Drone attacks have halved Saudi Arabia’s crude output, raised prospects of further unrest in the Middle East
Drone attacks on key Saudi oil facilities have halved crude output from OPEC’s biggest exporter, catapulting oil prices by the largest amount since the first Gulf War. The crisis has focused minds on unrest in the crude-rich Middle East, with Tehran denying Washington’s charge that it was responsible.
Brent oil prices leapt 20 percent on Monday to chalk up the biggest intra-day daily gain since 1991.
Here is a breakdown of winners and losers from runaway oil prices and Saudi unrest:
Saudi Arabia, the biggest loser?
Saturday’s attacks on national energy giant Saudi Aramco’s Abqaiq processing plant and Khurais oil field knocked 5.7 million barrels per day off production, more than half of its total output. Riyadh, which depends its oil sector to lift revenues, is de-facto leader of the 14-nation Organization of the Petroleum Exporting Countries (OPEC).
Soaring world oil prices traditionally boost the coffers of OPEC nations—but most experts contend that Saudi will likely not benefit this time. “If oil prices remain high, and especially if they keep rising, this is most likely to be due to sustained disruption to Saudi production—so they won’t be in any position to benefit,” independent economist Julian Jessop told AFP.
Saudi authorities are meanwhile considering whether to delay an initial public offer of Aramco shares, according to people familiar with the matter.
OPEC and Russia
OPEC, whose 14 member nations together pump just under one third of the world’s oil, are already seeking to curb supplies and lift prices. The cartel in July signed a new charter of cooperation with major allies including Russia as they agreed to prolong daily production cuts.
The weekend drone attacks could boost producers with spare capacity—yet also exposes simmering tensions between Riyadh and Tehran. “Other OPEC producers will benefit more—and non-OPEC, notably Russia,” added Jessop. “But location still matters. Anyone dependent on shipping their oil or gas via the Straits of Hormuz may also find their markets cut off if tensions do escalate. Countries with spare capacity will benefit the most, but even those producing at capacity will be able to sell their oil for a higher price.”
United States the biggest winner?
The United States should reap the benefits due to its status as the world’s biggest oil producer on booming shale oil. “This means that the U.S. shale industry will directly benefit … and it will be interesting to see how quickly additional barrels can be brought onto the market from the U.S.,” said JBC Energy analysts. “However, this question is—at least for the next couple of months—less one of actual production, but much more one of logistics. We would expect a surge in U.S. crude exports over coming months.”
In order to cushion the market impact, U.S. President Donald Trump on Sunday authorized the release of oil from U.S. strategic reserves.

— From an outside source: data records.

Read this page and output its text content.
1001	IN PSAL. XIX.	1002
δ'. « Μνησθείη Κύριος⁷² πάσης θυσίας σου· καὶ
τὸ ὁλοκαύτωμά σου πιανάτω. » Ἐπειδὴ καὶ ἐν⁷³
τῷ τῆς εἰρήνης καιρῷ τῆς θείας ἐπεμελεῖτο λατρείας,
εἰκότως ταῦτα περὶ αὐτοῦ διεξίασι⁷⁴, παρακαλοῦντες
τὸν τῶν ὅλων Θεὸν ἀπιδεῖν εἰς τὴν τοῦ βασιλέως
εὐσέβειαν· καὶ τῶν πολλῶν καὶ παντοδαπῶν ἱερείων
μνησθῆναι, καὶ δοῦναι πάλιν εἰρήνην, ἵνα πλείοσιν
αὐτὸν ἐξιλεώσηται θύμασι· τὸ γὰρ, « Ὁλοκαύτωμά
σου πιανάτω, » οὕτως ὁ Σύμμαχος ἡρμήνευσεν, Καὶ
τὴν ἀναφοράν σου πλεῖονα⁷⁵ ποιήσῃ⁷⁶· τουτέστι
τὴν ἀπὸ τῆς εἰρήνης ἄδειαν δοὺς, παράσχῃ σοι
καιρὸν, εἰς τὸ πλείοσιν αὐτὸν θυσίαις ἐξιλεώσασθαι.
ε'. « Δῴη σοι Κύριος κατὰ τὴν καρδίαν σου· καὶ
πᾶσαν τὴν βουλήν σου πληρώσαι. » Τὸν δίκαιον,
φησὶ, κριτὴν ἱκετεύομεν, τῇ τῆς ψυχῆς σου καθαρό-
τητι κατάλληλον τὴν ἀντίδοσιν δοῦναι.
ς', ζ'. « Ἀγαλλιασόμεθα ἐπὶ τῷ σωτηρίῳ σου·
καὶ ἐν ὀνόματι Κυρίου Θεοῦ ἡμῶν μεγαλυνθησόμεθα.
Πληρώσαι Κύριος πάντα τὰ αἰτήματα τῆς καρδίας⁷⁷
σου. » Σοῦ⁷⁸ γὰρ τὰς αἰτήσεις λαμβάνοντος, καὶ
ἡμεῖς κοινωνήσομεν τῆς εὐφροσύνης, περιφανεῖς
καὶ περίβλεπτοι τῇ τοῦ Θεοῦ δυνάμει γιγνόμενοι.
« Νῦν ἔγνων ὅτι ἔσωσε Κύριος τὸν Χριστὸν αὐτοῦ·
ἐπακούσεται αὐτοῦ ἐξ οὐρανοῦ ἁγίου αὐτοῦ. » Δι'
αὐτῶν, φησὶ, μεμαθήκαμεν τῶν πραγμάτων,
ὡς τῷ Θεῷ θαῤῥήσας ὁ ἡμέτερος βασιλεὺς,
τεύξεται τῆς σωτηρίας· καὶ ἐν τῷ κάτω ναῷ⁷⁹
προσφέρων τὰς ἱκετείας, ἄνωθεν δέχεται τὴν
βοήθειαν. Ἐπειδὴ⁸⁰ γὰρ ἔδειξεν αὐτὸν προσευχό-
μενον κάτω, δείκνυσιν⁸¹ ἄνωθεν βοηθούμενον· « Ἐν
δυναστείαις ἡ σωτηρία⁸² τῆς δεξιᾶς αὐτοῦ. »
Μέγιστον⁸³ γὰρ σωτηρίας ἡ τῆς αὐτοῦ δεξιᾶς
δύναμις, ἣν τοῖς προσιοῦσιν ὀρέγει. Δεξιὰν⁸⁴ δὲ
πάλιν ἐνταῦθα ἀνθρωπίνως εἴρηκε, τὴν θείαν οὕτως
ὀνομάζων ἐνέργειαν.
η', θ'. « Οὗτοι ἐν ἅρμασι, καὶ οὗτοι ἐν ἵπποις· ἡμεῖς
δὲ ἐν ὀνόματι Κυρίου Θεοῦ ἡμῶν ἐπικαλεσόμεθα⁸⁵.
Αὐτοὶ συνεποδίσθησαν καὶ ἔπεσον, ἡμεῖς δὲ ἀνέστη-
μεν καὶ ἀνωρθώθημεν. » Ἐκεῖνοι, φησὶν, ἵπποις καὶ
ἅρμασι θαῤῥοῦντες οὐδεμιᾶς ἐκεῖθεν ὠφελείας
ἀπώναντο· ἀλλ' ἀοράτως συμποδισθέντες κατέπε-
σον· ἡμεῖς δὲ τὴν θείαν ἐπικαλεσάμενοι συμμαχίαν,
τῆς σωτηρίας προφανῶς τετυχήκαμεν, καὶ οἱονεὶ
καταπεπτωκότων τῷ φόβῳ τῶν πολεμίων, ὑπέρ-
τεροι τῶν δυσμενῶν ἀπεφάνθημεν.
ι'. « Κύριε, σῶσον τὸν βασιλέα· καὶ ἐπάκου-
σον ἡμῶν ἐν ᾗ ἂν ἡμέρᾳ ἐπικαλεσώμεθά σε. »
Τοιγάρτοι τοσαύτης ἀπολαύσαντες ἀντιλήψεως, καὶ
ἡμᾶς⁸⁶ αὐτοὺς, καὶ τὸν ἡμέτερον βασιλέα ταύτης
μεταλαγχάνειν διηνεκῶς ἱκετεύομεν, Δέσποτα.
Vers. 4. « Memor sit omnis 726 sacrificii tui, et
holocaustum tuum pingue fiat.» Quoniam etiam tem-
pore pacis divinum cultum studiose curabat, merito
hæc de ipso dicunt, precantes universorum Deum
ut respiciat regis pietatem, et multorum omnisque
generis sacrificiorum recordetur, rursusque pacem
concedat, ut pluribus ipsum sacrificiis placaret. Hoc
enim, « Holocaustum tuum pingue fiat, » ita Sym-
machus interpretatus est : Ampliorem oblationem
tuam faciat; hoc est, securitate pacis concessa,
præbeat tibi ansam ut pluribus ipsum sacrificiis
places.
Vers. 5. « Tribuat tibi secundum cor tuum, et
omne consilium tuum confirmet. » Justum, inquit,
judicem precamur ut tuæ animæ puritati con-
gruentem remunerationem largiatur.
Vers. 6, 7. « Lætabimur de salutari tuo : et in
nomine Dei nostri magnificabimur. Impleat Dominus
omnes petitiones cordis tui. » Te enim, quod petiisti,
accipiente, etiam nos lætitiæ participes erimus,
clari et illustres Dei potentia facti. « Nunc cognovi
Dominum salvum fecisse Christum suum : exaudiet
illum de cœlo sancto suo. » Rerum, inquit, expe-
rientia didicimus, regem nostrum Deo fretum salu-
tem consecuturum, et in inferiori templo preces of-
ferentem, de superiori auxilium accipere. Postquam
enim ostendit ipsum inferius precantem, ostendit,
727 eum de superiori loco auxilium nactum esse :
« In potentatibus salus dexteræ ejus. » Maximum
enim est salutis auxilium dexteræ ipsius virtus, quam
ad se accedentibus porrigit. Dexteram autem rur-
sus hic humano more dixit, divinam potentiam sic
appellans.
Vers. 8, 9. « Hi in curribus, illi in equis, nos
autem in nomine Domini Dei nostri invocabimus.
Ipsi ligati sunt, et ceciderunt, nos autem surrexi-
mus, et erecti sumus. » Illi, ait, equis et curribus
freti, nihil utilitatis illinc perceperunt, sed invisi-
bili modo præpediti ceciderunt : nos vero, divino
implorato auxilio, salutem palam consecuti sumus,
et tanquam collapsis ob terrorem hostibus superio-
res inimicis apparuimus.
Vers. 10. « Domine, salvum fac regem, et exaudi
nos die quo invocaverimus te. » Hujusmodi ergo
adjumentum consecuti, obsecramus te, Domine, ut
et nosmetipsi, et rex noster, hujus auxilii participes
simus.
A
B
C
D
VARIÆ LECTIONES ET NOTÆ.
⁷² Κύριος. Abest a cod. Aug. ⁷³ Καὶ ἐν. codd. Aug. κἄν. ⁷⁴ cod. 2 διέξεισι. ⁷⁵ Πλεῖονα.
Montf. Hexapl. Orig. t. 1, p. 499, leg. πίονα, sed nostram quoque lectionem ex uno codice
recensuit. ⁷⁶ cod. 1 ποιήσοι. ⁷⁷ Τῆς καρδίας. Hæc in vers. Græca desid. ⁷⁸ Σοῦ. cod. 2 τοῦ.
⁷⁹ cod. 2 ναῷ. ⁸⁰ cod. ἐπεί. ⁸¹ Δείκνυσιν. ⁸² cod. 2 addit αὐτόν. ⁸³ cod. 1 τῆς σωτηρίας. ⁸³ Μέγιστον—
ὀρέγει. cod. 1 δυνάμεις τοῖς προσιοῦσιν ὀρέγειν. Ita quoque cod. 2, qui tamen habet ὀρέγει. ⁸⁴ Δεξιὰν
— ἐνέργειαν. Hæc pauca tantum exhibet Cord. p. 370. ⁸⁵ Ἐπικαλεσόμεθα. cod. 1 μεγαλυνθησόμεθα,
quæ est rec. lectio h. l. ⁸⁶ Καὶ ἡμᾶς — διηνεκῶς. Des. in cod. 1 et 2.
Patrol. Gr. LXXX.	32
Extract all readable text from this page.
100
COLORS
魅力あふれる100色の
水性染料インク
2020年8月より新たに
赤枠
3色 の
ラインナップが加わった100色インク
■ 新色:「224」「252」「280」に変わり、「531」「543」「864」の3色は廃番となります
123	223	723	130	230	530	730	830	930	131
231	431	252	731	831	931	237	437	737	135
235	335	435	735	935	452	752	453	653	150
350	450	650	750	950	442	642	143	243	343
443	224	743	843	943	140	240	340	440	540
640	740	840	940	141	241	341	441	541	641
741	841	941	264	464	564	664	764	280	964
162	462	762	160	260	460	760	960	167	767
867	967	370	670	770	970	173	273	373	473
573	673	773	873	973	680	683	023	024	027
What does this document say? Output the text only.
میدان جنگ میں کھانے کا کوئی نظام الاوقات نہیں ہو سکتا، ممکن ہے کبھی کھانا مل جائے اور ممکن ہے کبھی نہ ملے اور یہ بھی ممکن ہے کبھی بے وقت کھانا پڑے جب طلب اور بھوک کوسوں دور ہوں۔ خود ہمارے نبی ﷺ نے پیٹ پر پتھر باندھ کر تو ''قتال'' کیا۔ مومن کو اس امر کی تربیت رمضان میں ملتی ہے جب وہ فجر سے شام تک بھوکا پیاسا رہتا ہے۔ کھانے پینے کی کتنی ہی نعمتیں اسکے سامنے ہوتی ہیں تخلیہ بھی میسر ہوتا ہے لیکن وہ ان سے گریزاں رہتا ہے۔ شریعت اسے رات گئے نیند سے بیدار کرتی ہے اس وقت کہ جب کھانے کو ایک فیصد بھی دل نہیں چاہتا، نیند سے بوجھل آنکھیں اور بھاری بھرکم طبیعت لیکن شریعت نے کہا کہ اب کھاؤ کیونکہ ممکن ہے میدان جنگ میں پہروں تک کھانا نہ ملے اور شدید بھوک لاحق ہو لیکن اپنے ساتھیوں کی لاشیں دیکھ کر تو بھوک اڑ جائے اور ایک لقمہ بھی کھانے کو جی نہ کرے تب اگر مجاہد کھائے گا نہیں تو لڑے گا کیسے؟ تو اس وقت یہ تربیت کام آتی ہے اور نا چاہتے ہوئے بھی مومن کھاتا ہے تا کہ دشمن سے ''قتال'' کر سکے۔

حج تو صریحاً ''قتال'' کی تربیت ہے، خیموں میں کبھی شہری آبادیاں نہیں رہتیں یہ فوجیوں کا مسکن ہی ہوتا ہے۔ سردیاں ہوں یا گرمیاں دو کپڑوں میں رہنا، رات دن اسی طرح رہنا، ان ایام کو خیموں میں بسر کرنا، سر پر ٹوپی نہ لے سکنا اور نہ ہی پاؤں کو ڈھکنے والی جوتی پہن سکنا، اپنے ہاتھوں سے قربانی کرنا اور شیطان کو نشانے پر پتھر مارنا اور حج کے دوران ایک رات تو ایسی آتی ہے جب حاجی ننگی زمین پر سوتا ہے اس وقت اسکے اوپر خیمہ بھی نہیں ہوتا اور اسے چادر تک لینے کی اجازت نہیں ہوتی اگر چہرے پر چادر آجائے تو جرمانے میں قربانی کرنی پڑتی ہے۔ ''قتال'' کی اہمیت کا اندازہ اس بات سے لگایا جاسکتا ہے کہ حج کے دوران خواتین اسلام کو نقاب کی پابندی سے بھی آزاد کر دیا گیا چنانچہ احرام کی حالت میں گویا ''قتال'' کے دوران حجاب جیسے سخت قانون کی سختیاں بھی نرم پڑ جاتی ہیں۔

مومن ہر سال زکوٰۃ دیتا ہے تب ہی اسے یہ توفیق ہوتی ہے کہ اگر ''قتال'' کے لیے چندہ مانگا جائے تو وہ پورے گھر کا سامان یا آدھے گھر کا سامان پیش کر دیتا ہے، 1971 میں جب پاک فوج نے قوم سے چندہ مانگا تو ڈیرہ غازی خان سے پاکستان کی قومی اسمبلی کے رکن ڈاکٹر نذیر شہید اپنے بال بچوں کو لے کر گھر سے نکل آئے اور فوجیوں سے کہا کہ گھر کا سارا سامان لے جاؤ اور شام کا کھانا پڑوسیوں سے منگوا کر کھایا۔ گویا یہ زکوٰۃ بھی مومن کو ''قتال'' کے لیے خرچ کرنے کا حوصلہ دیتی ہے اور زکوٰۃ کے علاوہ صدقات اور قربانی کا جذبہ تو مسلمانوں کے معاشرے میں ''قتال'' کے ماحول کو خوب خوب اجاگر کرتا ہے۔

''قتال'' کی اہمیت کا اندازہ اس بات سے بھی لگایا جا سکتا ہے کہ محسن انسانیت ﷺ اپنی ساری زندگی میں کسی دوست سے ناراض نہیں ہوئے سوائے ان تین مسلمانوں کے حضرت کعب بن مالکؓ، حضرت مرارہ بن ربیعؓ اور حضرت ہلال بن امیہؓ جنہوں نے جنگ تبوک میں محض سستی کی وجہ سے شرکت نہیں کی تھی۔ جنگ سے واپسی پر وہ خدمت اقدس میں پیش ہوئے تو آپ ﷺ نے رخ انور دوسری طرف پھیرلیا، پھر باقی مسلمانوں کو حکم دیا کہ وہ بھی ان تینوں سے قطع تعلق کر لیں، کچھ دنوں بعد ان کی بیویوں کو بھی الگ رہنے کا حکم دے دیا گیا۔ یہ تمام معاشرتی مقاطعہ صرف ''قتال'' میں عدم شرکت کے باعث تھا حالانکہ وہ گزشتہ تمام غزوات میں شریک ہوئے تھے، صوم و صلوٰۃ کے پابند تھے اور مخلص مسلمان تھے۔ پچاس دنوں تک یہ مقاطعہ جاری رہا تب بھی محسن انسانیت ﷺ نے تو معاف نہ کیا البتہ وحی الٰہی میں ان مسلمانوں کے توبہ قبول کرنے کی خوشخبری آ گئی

Tehran, which has already been slapped by U.S. sanctions, stands accused by Washington of being behind the attacks. Trump has already threatened action against the Islamic republic, warning that the U.S. was “locked and loaded” to respond.
The archenemies remain in a tense standoff since the U.S. in May 2018 unilaterally pulled out of a multilateral accord that limited the scope of Iran’s nuclear program in exchange for sanctions relief. The escalation has been accompanied by ships being mysteriously attacked, drones downed and oil tankers seized in the Strait of Hormuz—a chokepoint for a third of the world’s seaborne oil.
The global economy, which is suffering from a sharp slowdown amid the China-U.S. trade war, is likely to take a hit from soaring oil prices, analysts say.
The commodity is regarded as a key barometer of growth because it greases the wheels of the world economy and is vital to most economic activity. Runaway oil prices meanwhile feed through into higher consumer prices and risk stagflation, whereby they suppress growth yet fuel inflation.
“The attack on Saudi oil is unlikely to be a disaster for the global economy,” said Jennifer McKeown at Capital Economics. “But growing tensions in the Middle East are another headwind for the global economy in already uncertain times, and a full-blown conflict could trigger another leg in the global downturn.”
Blow for China
China, which remains entangled with the United States in a trade war, is also expected to suffer due to its oil-dependent and energy-hungry economy. The Asian powerhouse, whose growth is faltering, is also struggling with spiking inflation and a badly performing manufacturing sector.
Yet oil demand is already waning in the face of weaker growth. “While some are forecasting an imminent jump in crude oil prices to $100, we see less upside risk than that,” said Prestige Economics analyst Jason Schenker. “After all, the global economy has slowed sharply, and China as well as Europe are in the midst of manufacturing recessions.”